Biblical Archaeology Review

Trude and Moshe Dothan never have to ask each other, “Did you have a nice day at the office, dear?” Few couples can have interests as intertwined as they. Senior archaeologists both, the Dothans have dug together and have collaborated on a book together. In this issue we present, p. 22, the first of a two-part interview with this remarkable couple. Trude and Moshe describe the early days of Israeli archaeology and the great figures—Albright, Yadin, Kenyon, de Vaux, Mazar—who shaped their intellectual outlook. In Part II the Dothans will describe how their work has helped bring to light the underappreciated achievements of the Philistines.

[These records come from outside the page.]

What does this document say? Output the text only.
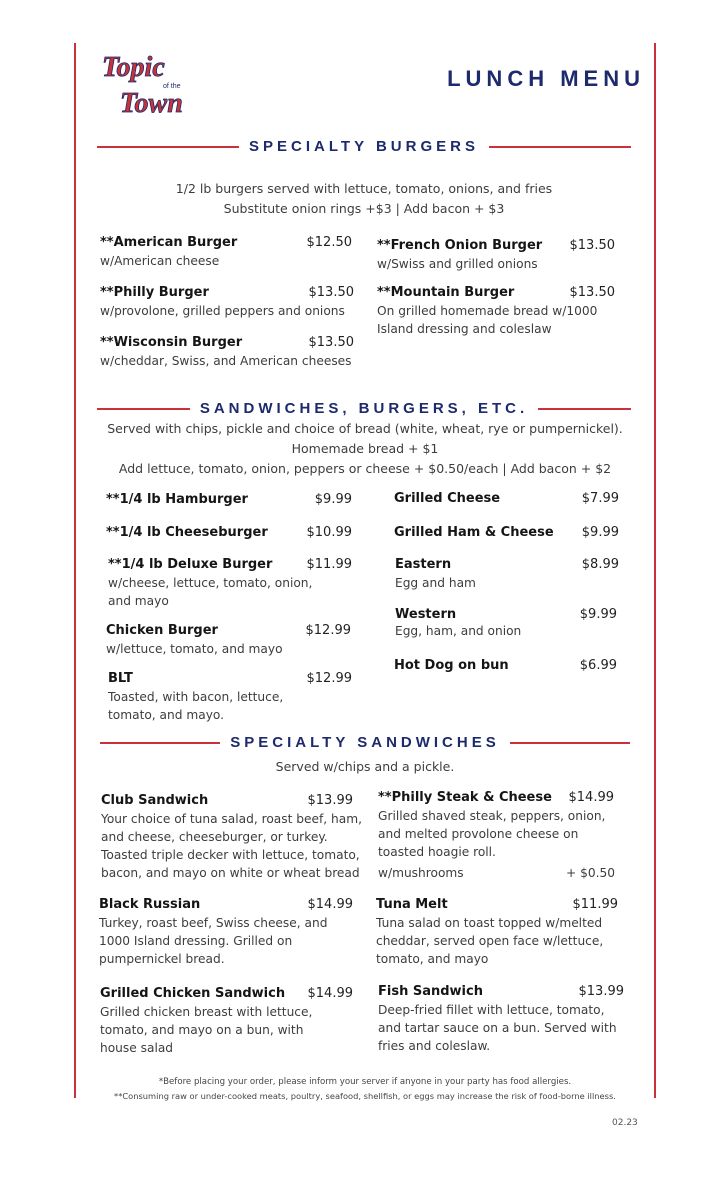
Topic
of the
Town
LUNCH MENU
SPECIALTY BURGERS
1/2 lb burgers served with lettuce, tomato, onions, and fries
Substitute onion rings +$3 | Add bacon + $3
**American Burger	$12.50
w/American cheese
**Philly Burger	$13.50
w/provolone, grilled peppers and onions
**Wisconsin Burger	$13.50
w/cheddar, Swiss, and American cheeses
**French Onion Burger	$13.50
w/Swiss and grilled onions
**Mountain Burger	$13.50
On grilled homemade bread w/1000 Island dressing and coleslaw
SANDWICHES, BURGERS, ETC.
Served with chips, pickle and choice of bread (white, wheat, rye or pumpernickel).
Homemade bread + $1
Add lettuce, tomato, onion, peppers or cheese + $0.50/each | Add bacon + $2
**1/4 lb Hamburger	$9.99
**1/4 lb Cheeseburger	$10.99
**1/4 lb Deluxe Burger	$11.99
w/cheese, lettuce, tomato, onion, and mayo
Chicken Burger	$12.99
w/lettuce, tomato, and mayo
BLT	$12.99
Toasted, with bacon, lettuce, tomato, and mayo.
Grilled Cheese	$7.99
Grilled Ham & Cheese	$9.99
Eastern	$8.99
Egg and ham
Western	$9.99
Egg, ham, and onion
Hot Dog on bun	$6.99
SPECIALTY SANDWICHES
Served w/chips and a pickle.
Club Sandwich	$13.99
Your choice of tuna salad, roast beef, ham, and cheese, cheeseburger, or turkey. Toasted triple decker with lettuce, tomato, bacon, and mayo on white or wheat bread
Black Russian	$14.99
Turkey, roast beef, Swiss cheese, and 1000 Island dressing. Grilled on pumpernickel bread.
Grilled Chicken Sandwich	$14.99
Grilled chicken breast with lettuce, tomato, and mayo on a bun, with house salad
**Philly Steak & Cheese	$14.99
Grilled shaved steak, peppers, onion, and melted provolone cheese on toasted hoagie roll.
w/mushrooms	+ $0.50
Tuna Melt	$11.99
Tuna salad on toast topped w/melted cheddar, served open face w/lettuce, tomato, and mayo
Fish Sandwich	$13.99
Deep-fried fillet with lettuce, tomato, and tartar sauce on a bun. Served with fries and coleslaw.
*Before placing your order, please inform your server if anyone in your party has food allergies.
**Consuming raw or under-cooked meats, poultry, seafood, shellfish, or eggs may increase the risk of food-borne illness.
02.23
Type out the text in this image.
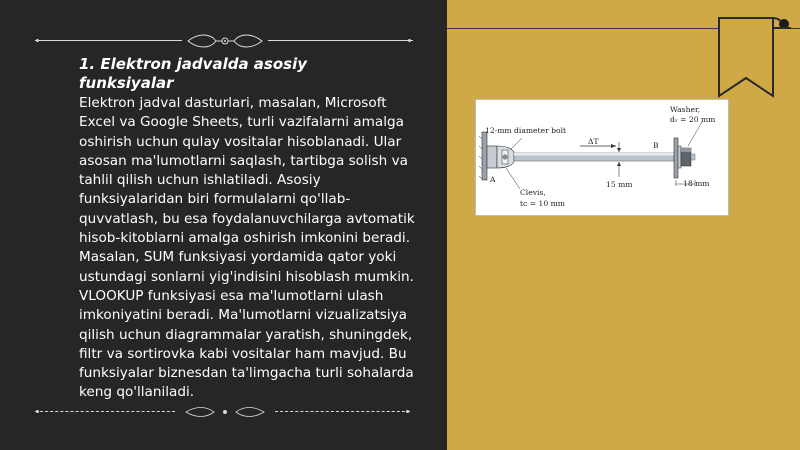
1. Elektron jadvalda asosiy funksiyalar

Elektron jadval dasturlari, masalan, Microsoft Excel va Google Sheets, turli vazifalarni amalga oshirish uchun qulay vositalar hisoblanadi. Ular asosan ma'lumotlarni saqlash, tartibga solish va tahlil qilish uchun ishlatiladi. Asosiy funksiyalaridan biri formulalarni qo'llab-quvvatlash, bu esa foydalanuvchilarga avtomatik hisob-kitoblarni amalga oshirish imkonini beradi. Masalan, SUM funksiyasi yordamida qator yoki ustundagi sonlarni yig'indisini hisoblash mumkin. VLOOKUP funksiyasi esa ma'lumotlarni ulash imkoniyatini beradi. Ma'lumotlarni vizualizatsiya qilish uchun diagrammalar yaratish, shuningdek, filtr va sortirovka kabi vositalar ham mavjud. Bu funksiyalar biznesdan ta'limgacha turli sohalarda keng qo'llaniladi.

12-mm diameter bolt
Washer,
dᵥ = 20 mm
ΔT
A
B
15 mm	18 mm
Clevis,
tᴄ = 10 mm
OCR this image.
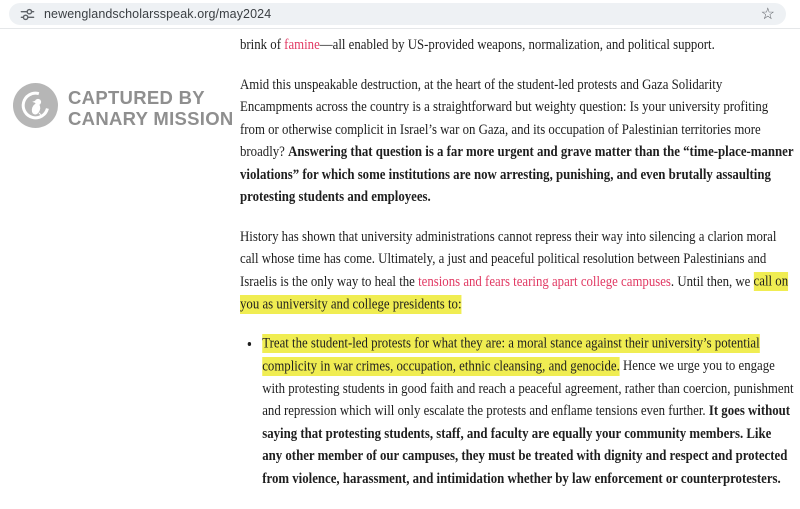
newenglandscholarsspeak.org/may2024	☆
CAPTURED BY
CANARY MISSION

brink of famine—all enabled by US-provided weapons, normalization, and political support.

Amid this unspeakable destruction, at the heart of the student-led protests and Gaza Solidarity Encampments across the country is a straightforward but weighty question: Is your university profiting from or otherwise complicit in Israel’s war on Gaza, and its occupation of Palestinian territories more broadly? Answering that question is a far more urgent and grave matter than the “time-place-manner violations” for which some institutions are now arresting, punishing, and even brutally assaulting protesting students and employees.

History has shown that university administrations cannot repress their way into silencing a clarion moral call whose time has come. Ultimately, a just and peaceful political resolution between Palestinians and Israelis is the only way to heal the tensions and fears tearing apart college campuses. Until then, we call on you as university and college presidents to:

• Treat the student-led protests for what they are: a moral stance against their university’s potential complicity in war crimes, occupation, ethnic cleansing, and genocide. Hence we urge you to engage with protesting students in good faith and reach a peaceful agreement, rather than coercion, punishment and repression which will only escalate the protests and enflame tensions even further. It goes without saying that protesting students, staff, and faculty are equally your community members. Like any other member of our campuses, they must be treated with dignity and respect and protected from violence, harassment, and intimidation whether by law enforcement or counterprotesters.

Trude Dothan is the E. L. Sukenik Professor of Archaeology at Hebrew University and directs the university’s Berman Center for Biblical Archaeology. She co-directs the excavations at Tel Miqne, Biblical Ekron (which she described in “Ekron of the Philistines,” BAR 16:01), and has dug at Athienou, Cyprus; and at Tell Qasile, Hazor, Ein-Gedi and Deir el-Balah, in Israel. In 1991 she received the prestigious Percia Schimmel Award from the Israel Museum for her contributions to archaeology. She is the author of The Philistines and Their Material Culture (Yale Univ. Press, 1982) and, together with her husband, of People of the Sea: The Search for the Philistines (Macmillan, 1992).

Moshe Dothan was for many years director of excavations and surveys for Israel’s Department of Antiquities. In 1983 he helped found the department of archaeology at the University of Haifa and served as its first chairman. He has excavated numerous sites, notably Akko, Hammath Tiberias, Ashdod and Nahariya. He and Trude have two sons.